Started training: September 2005

Tested for red belt: December 14, 2010 at age 16

 

It feels strange to sit down and write this at long last. I remember being a purple belt and wondering if I would ever stand here today and read this to you. But here I am, standing in front of you reading this after years of sweating and bleeding, after hundreds, most likely thousands, of classes and many, many hours spent training. The path to this test has been the most enjoyable experience of my life and it truly does make me sad to see it coming to a close. Obviously, I still have one more. The Big One. The Mountain. But that one is different. It's such a huge step up, the test itself and the training. I mean this when I say it, I'm looking forward to it very, very much.
 

The training to reach this point has been difficult but I can honestly say I have enjoyed every minute of it. I started training in September 2005. I was ten years old, shorter than Kristina, and had the punching power of an 80 year old woman. I wasn't the one who wanted to do Karate, my parents, literally forced me to join. I had no desire to join and if it was up to me I wouldn't have ever signed up. Another reason to listen to your parents. I had done Shorin-Ryu Karate for a little while, at my cousin’s dojo in Portland, where I lived before I moved to Bend. I enjoyed that but it wasn't exactly my "favorite thing.” So joining the dojo wasn’t exactly something I was very excited to do. I remember my first class at this school very well. Sensei telling me how we bow, doing blocks and punches, and doing self defenses. This was back in the day when Low #1 had a foot sweep. Not the single leg takedown. After that introductory lesson, I had a slight change of heart. I practically begged my parents to take me to class every night. Those classes were like big private lessons due to the low number of students. I don't remember many classes as a white belt but I do remember a tiny bit of my test.

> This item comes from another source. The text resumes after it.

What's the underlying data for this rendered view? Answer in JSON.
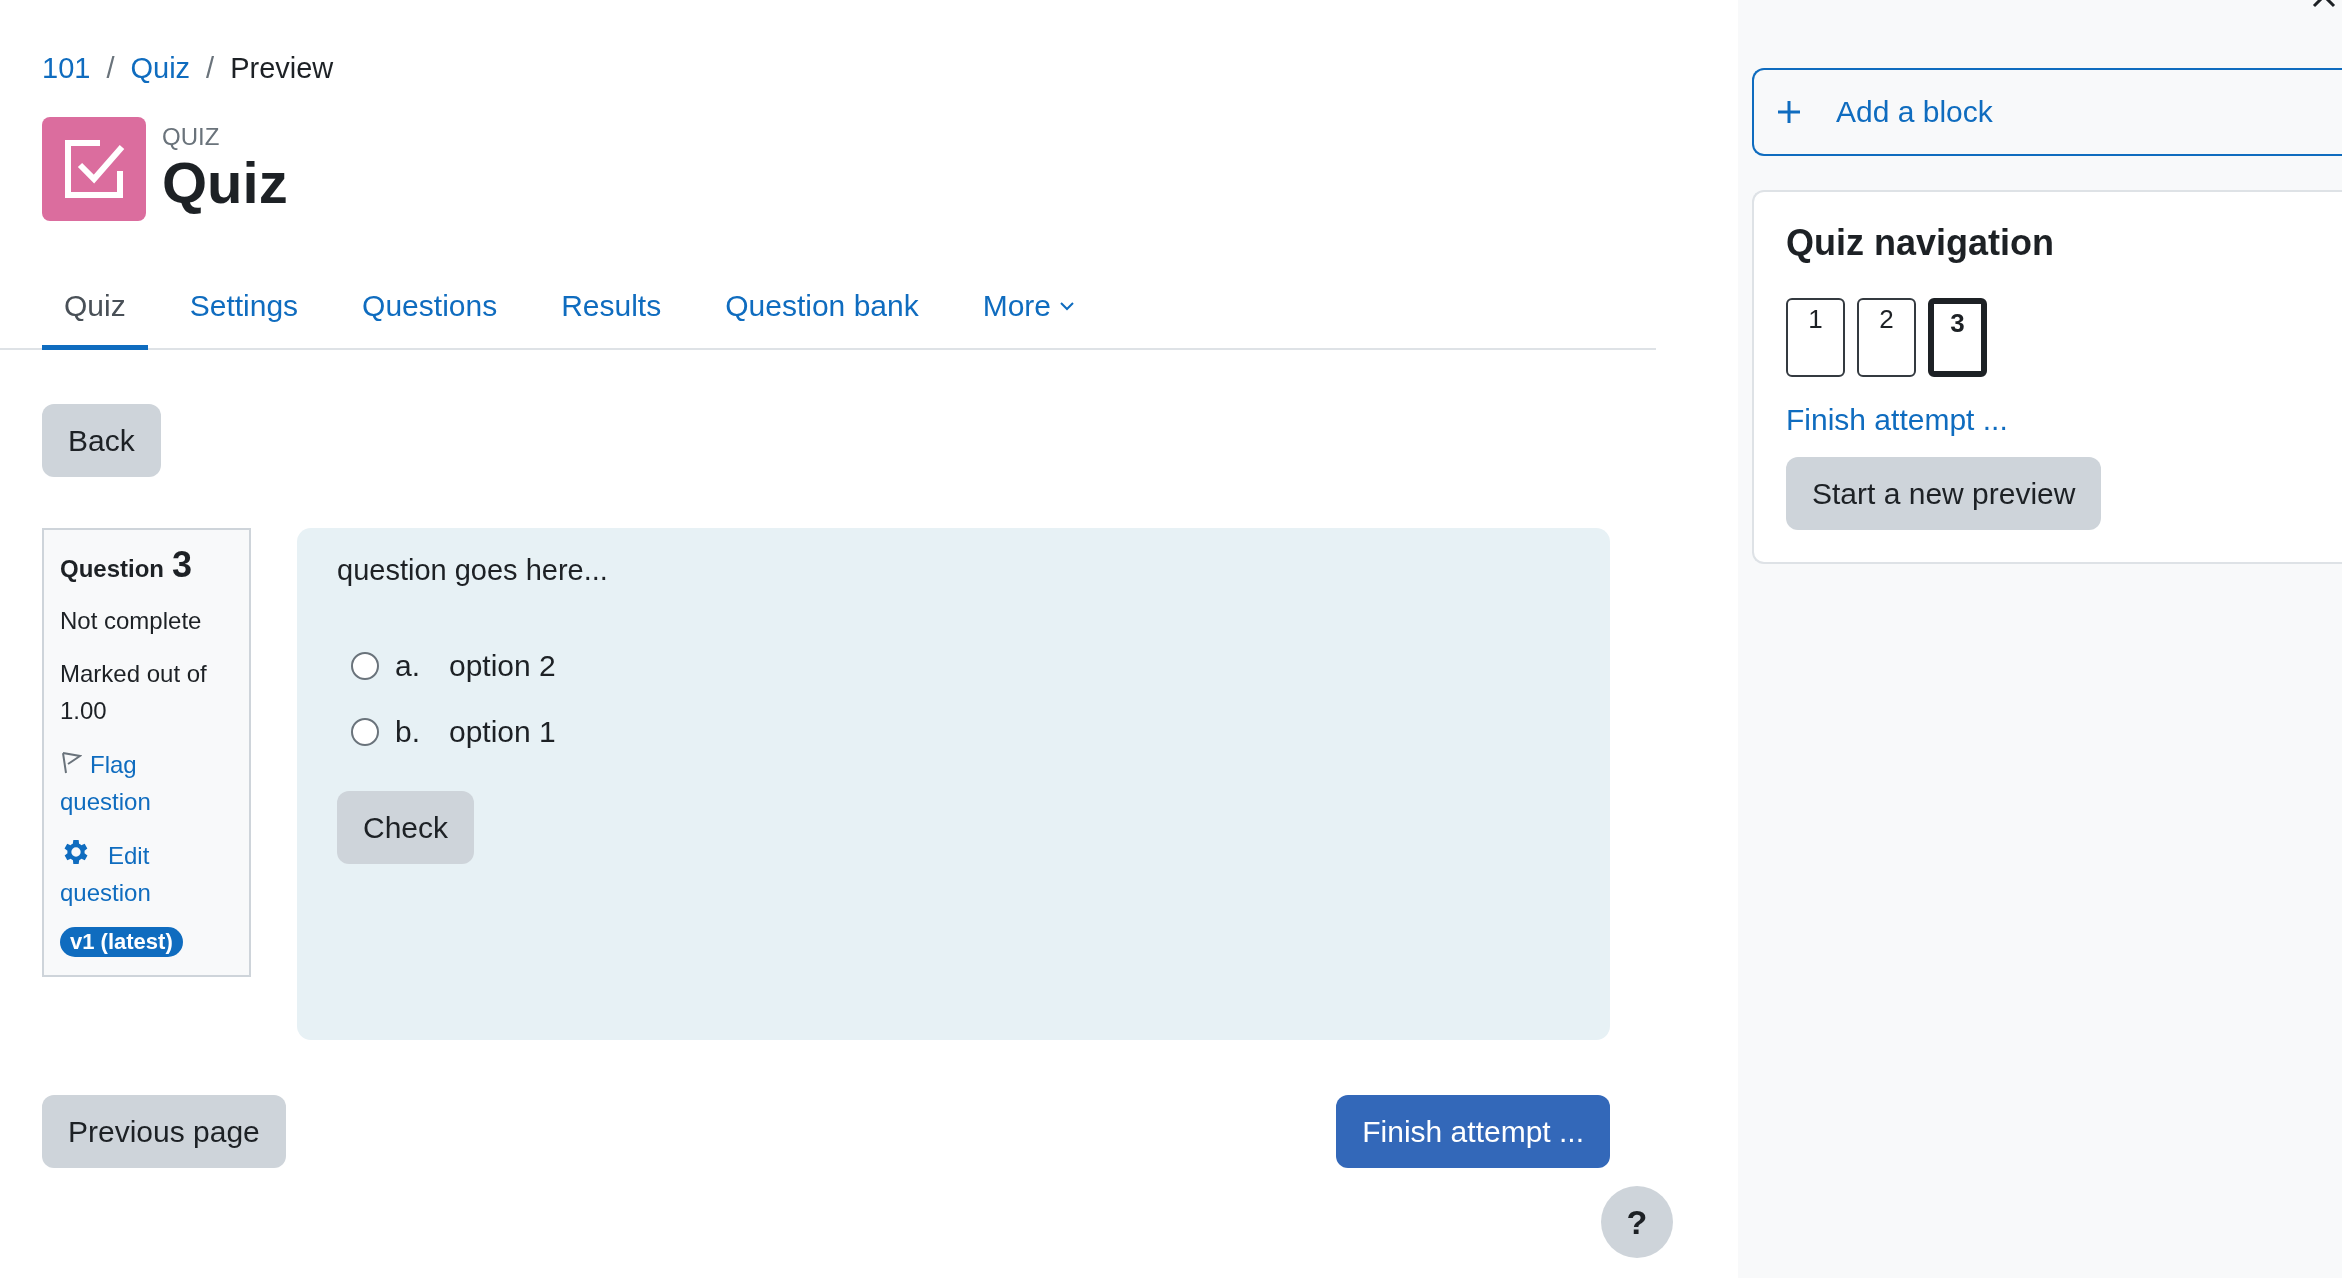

I tested at the very first rank test in the dojo and have been the first one to test for each new belt, up until these last two. I remember doing jump front kicks on the mitts with Walker and Brett. And doing the kata with my eyes closed. I received my yellow belt along with ten or so other kids. And then after our test the adults tested. J-Rod, Kristina, Tim, Wendie, and a few others. They all made it through and so began yellow belt.
 

 

At my first yellow belt class I realized how different it was from white. I did partner side kicks with Brett, went over our new Japanese, and did the crescent kick line from Heian Sandan. I can't remember any classes after that but I do remember how much I absolutely loved yellow belt. The new katas were exciting and so were the new self defenses. I always thought it was so awesome that we had a knife defense. I went through the belt and it came time to test for blue. I can’t recall much of the test except for two moments. One was doing Japanese Kihons with Kaleb and Zach. They weren't doing so well and I was getting them correct so Sensei told me I could sit down. I remember feeling very proud of myself. The other thing I remember was my first encounter with a certain someone. Someone named Sensei Evan. A short bearded man with what appeared to be no muscle mass. I sure changed that opinion the first time he punched me. I remember sparring him and another student at the same time and thinking how much fun that was. This of course was back when I had a never ending gas tank. I remember getting my blue belt and so began the belt that everyone seems to dread.

 

I had heard from Sensei that most people quit at blue belt, which just made me twice as motivated to make it through. Blue belt was pretty much a blur but the one class I remember was when we were working on the sidekick/elbow line from Heian Yodan with Trevor. I still have an epic picture that Kristina took of me doing the kick. I also competed at my first tournament that year in Medford. I got a 1st, 2nd, and a 3rd place. I enjoyed that but it didn’t really do it for me. Perhaps my competitive nature hadn’t set in yet. I also remember how much I loved Heian Godan. Still to this day my favorite kata. It’s just one of those forms that makes me feel like a total ninja when I perform it. Blue belt was the most enjoyable belt for me. I loved the katas, self defenses, and hook kick. To this day my favorite and, in my not so humble opinion, most technically sound kick. I don't remember anything whatsoever of the purple belt test. I did pass and was very happy that I wasn't one of those people who didn't make it past the blue belt of death.

 

Purple belt was interesting. For the first time I had to make up my own self defenses and had my first encounter with Bossai Sho. A kata which still gives me fits. Also that year something very devastating happened. My Sensei's Sensei, Stuart Quan, passed away. I remember I was at class one night and Sensei looked awful. None of us knew what had happened. When we lined up at the end of class Sensei told us. There were gasps of surprise, Sensei broke out in tears, and left to the back room. He didn't come out so Kristina had to teach the remaining classes. I remember feeling so awful for Sensei. I imagine it felt like he had lost his father. And I also felt sad myself that I never got to meet him and he would never be able to watch one of my tests. It was a heartbreaking moment for the entire school and I don’t think I’ll ever forget that day. So continued the year and soon it was time to test. And once again, I don't remember anything from the purple two test. I don’t exactly know why I don’t remember most of these first few tests. It was probably due to my young age at the time. And even though while writing this I’ve brought a lot of testing memories back, they are so blurred together I wouldn’t be able to tell you which tests it was. But anyway, I passed, and so began purple two.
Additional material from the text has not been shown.